Aber hat sie denn gar keine Angst davor, dass die Technik künftig ihre künstlerische Autonomie gefährdet und sie eventuell irgendwann überflüssig macht? Die Münchnerin schüttelt den Kopf, die folgenden Sätze hat sie vermutlich schon häufiger gesprochen, so klar sind sie formuliert: »KI ist für mich nur ein Tool. Ein sehr leistungsfähiges Werkzeug für kreative Experimente, wie ein riesengroßes visuelles, aktives Archiv, das mir neue Ideen gibt und Räume erschließt.« In diesem Sinne sei GenAI nur die logische Fortführung Ihrer Arbeit mit persönlichen und öffentlichen Archiven, aber auch der Kunstgeschichte und der Popkultur. »Aber der Prozess ist der gleiche: Am Ende entscheide immer ich, wie das Bild aussieht.«
Die Angst vor Neuem und damit auch die Angst, am Neuen zu scheitern sei ihr fremd: »Scheitern gehört dazu. Im Fehler passieren oft spannende Dinge oder öffnen sich ganz neue Fehler.« Ein markanter Satz: der Fehler, oder eher der Folgefehler, als neue Qualität. Ünlü löst es auf: »So bin ich oft überhaupt erst auf neue Techniken und Kombinationen gekommen.«
Auch um die Zukunft ihrer Zunft macht sie sich wenig Sorgen: Dass Künstliche Intelligenz der Künstlerischen Intelligenz den Rang ablaufen werde, glaubt sie nicht. »KI hat keine emotionalen Erinnerungen, ist weder persönlich, noch kann sie — anders als wir Menschen — bewusst vom Mainstream abweichen.«
Ein Beispiel dafür, das einiges Aufsehen verursacht hat, war ihre Ausstellung im Kunstpavillon im Alten Botanischen Garten in München. Der dunkle Steinfußboden stammt noch aus der NS-Zeit. Gülbin Ünlü nahm ihm seine Schwere, indem sie ihre Bilder auf den kalten Fliesen auslegte und die weißen Wände frei ließ: eine völlig andere Art der Kunstbetrachtung — oder eher -begehung. Solche Interventionen ziehen sich durch ihr ganzes Werk.
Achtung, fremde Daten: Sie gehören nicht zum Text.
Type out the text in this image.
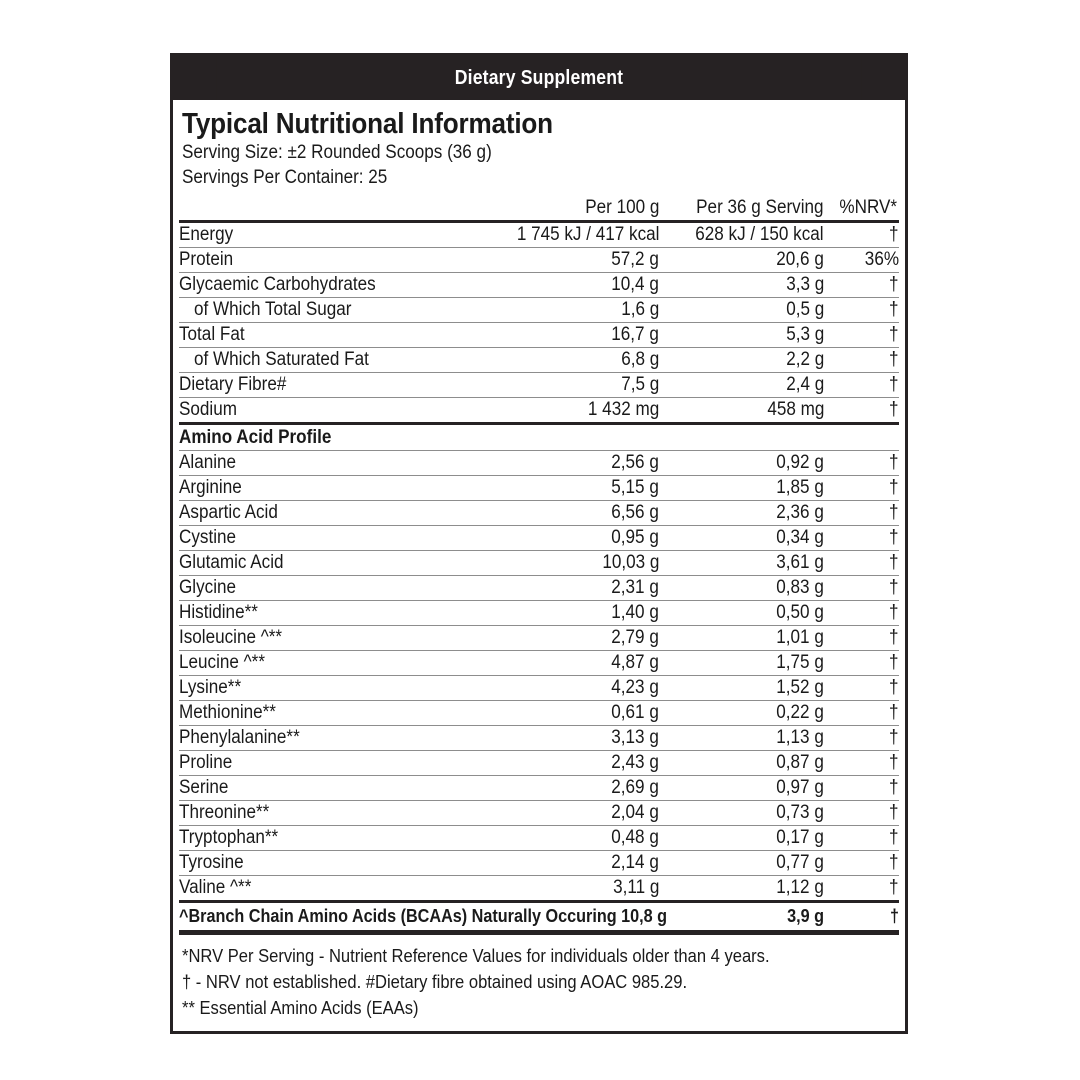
Dietary Supplement
Typical Nutritional Information
Serving Size: ±2 Rounded Scoops (36 g)
Servings Per Container: 25
	Per 100 g	Per 36 g Serving	%NRV*
Energy	1 745 kJ / 417 kcal	628 kJ / 150 kcal	†
Protein	57,2 g	20,6 g	36%
Glycaemic Carbohydrates	10,4 g	3,3 g	†
of Which Total Sugar	1,6 g	0,5 g	†
Total Fat	16,7 g	5,3 g	†
of Which Saturated Fat	6,8 g	2,2 g	†
Dietary Fibre#	7,5 g	2,4 g	†
Sodium	1 432 mg	458 mg	†
Amino Acid Profile			
Alanine	2,56 g	0,92 g	†
Arginine	5,15 g	1,85 g	†
Aspartic Acid	6,56 g	2,36 g	†
Cystine	0,95 g	0,34 g	†
Glutamic Acid	10,03 g	3,61 g	†
Glycine	2,31 g	0,83 g	†
Histidine**	1,40 g	0,50 g	†
Isoleucine ^**	2,79 g	1,01 g	†
Leucine ^**	4,87 g	1,75 g	†
Lysine**	4,23 g	1,52 g	†
Methionine**	0,61 g	0,22 g	†
Phenylalanine**	3,13 g	1,13 g	†
Proline	2,43 g	0,87 g	†
Serine	2,69 g	0,97 g	†
Threonine**	2,04 g	0,73 g	†
Tryptophan**	0,48 g	0,17 g	†
Tyrosine	2,14 g	0,77 g	†
Valine ^**	3,11 g	1,12 g	†
^Branch Chain Amino Acids (BCAAs) Naturally Occuring 10,8 g		3,9 g	†
*NRV Per Serving - Nutrient Reference Values for individuals older than 4 years.
† - NRV not established. #Dietary fibre obtained using AOAC 985.29.
** Essential Amino Acids (EAAs)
Was sie beschäftige, sei, wie die Geschwindigkeit der technologischen Entwicklungen die Kultur und Gesellschaft beeinflusse: Mit KI-Tools haben wir allein in den vergangenen 2 Jahren mehr Bilder erzeugt, als Fotografen in den 150 Jahren zuvor.
Natürlich sei diese Masse eine Herausforderung, sagt Ünlü, wenn es darum gehe, den Wert und die Authentizität von Kunst zu bewahren. Aber der Fotografie-Vergleich ficht sie nicht an: Denn was sei passiert, als die Fotografie erfunden und Ende des 19. Jahrhunderts auch praktikabel nutzbar wurde? Damals habe die Kunst ihre Funktion der Abbildung verloren — woraufhin die abstrakte Malerei sich Bahn gebrochen habe, eben weil Freiraum für neue Tätigkeiten war und man nicht mehr tagein, tagaus Landesherren in Öl porträtieren musste.
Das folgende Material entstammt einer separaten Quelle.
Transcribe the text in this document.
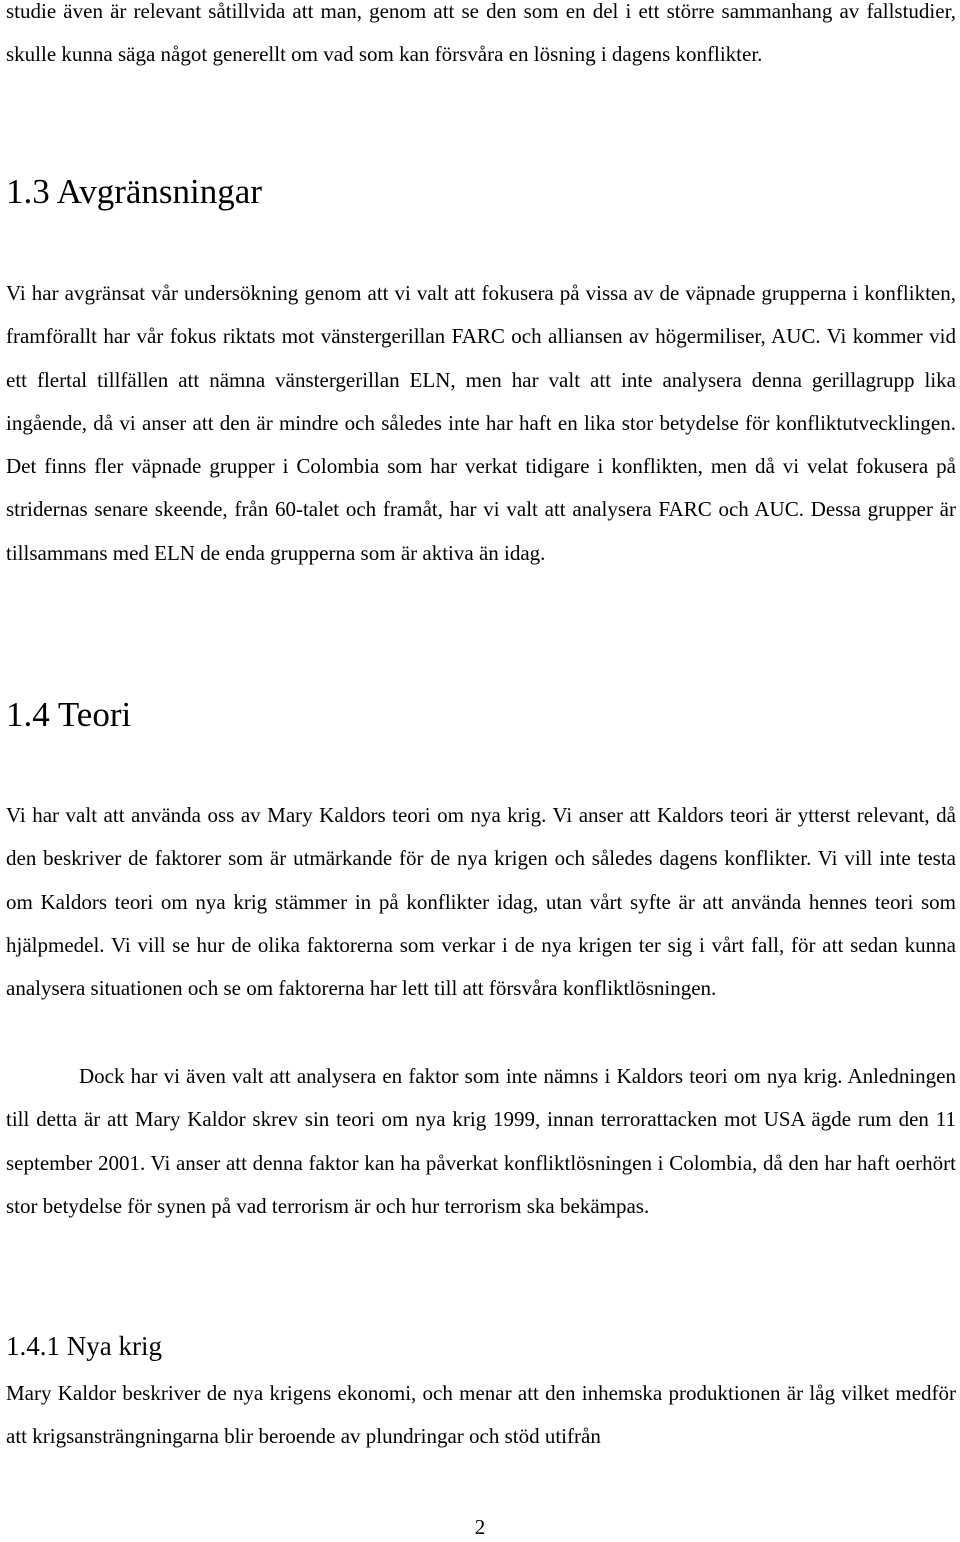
studie även är relevant såtillvida att man, genom att se den som en del i ett större sammanhang av fallstudier, skulle kunna säga något generellt om vad som kan försvåra en lösning i dagens konflikter.

1.3 Avgränsningar

Vi har avgränsat vår undersökning genom att vi valt att fokusera på vissa av de väpnade grupperna i konflikten, framförallt har vår fokus riktats mot vänstergerillan FARC och alliansen av högermiliser, AUC. Vi kommer vid ett flertal tillfällen att nämna vänstergerillan ELN, men har valt att inte analysera denna gerillagrupp lika ingående, då vi anser att den är mindre och således inte har haft en lika stor betydelse för konfliktutvecklingen. Det finns fler väpnade grupper i Colombia som har verkat tidigare i konflikten, men då vi velat fokusera på stridernas senare skeende, från 60-talet och framåt, har vi valt att analysera FARC och AUC. Dessa grupper är tillsammans med ELN de enda grupperna som är aktiva än idag.

1.4 Teori

Vi har valt att använda oss av Mary Kaldors teori om nya krig. Vi anser att Kaldors teori är ytterst relevant, då den beskriver de faktorer som är utmärkande för de nya krigen och således dagens konflikter. Vi vill inte testa om Kaldors teori om nya krig stämmer in på konflikter idag, utan vårt syfte är att använda hennes teori som hjälpmedel. Vi vill se hur de olika faktorerna som verkar i de nya krigen ter sig i vårt fall, för att sedan kunna analysera situationen och se om faktorerna har lett till att försvåra konfliktlösningen.

Dock har vi även valt att analysera en faktor som inte nämns i Kaldors teori om nya krig. Anledningen till detta är att Mary Kaldor skrev sin teori om nya krig 1999, innan terrorattacken mot USA ägde rum den 11 september 2001. Vi anser att denna faktor kan ha påverkat konfliktlösningen i Colombia, då den har haft oerhört stor betydelse för synen på vad terrorism är och hur terrorism ska bekämpas.

1.4.1 Nya krig

Mary Kaldor beskriver de nya krigens ekonomi, och menar att den inhemska produktionen är låg vilket medför att krigsansträngningarna blir beroende av plundringar och stöd utifrån

2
Nachdenklich wird Ünlü nur mit Blick darauf, was KI mit unserer Gesellschaft macht. Sie wohnt mit ihrem Partner und ihrer Hündin hier in der Stadt. Der Oktoberabend zieht durch die gekippten Atelierfenster hinein, sie legt einen Holzscheit nach. »Es geht so schnell, dass man kaum Zeit hat, etwas zu durchdringen und zu verfestigen, bevor es schon wieder überholt ist. Das Vergangene, Gegenwärtige und Zukünftige mischen sich ständig.« Dazu kommt, dass viele Menschen noch sehr ungeübt sind im Umgang mit GenAI und daher deren »Lügen«, auch »Halluzinationen« genannt, und bewusste Deepfakes, nicht erkennen und für bare Münze nehmen.
So gefährlich der Missbrauch von KI gesellschaftlich ist, so spannend findet Ünlü die Ursache der Halluzinationen: »Die KI lügt ja im Versuch der Nachahmung«, erklärt sie das Grundprinzip großer KI-Sprachmodelle, die immer die wahrscheinlichsten Antworten auf Basis der Trainingsdaten finden. Und dort, wo es nicht ausreichend Daten gibt, fängt die KI an zu halluzinieren, also aus einem scheinbaren Bewusstsein heraus eigene Antworten zu formen: Oder ist es sogar schon eine Art Bewusstsein? So oder so: Plötzlich entsteht durch den Versuch der Nachahmung tatsächlich Neues.
Und das ist — um mit Gülbin Ünlü zu sprechen — echte Innovation.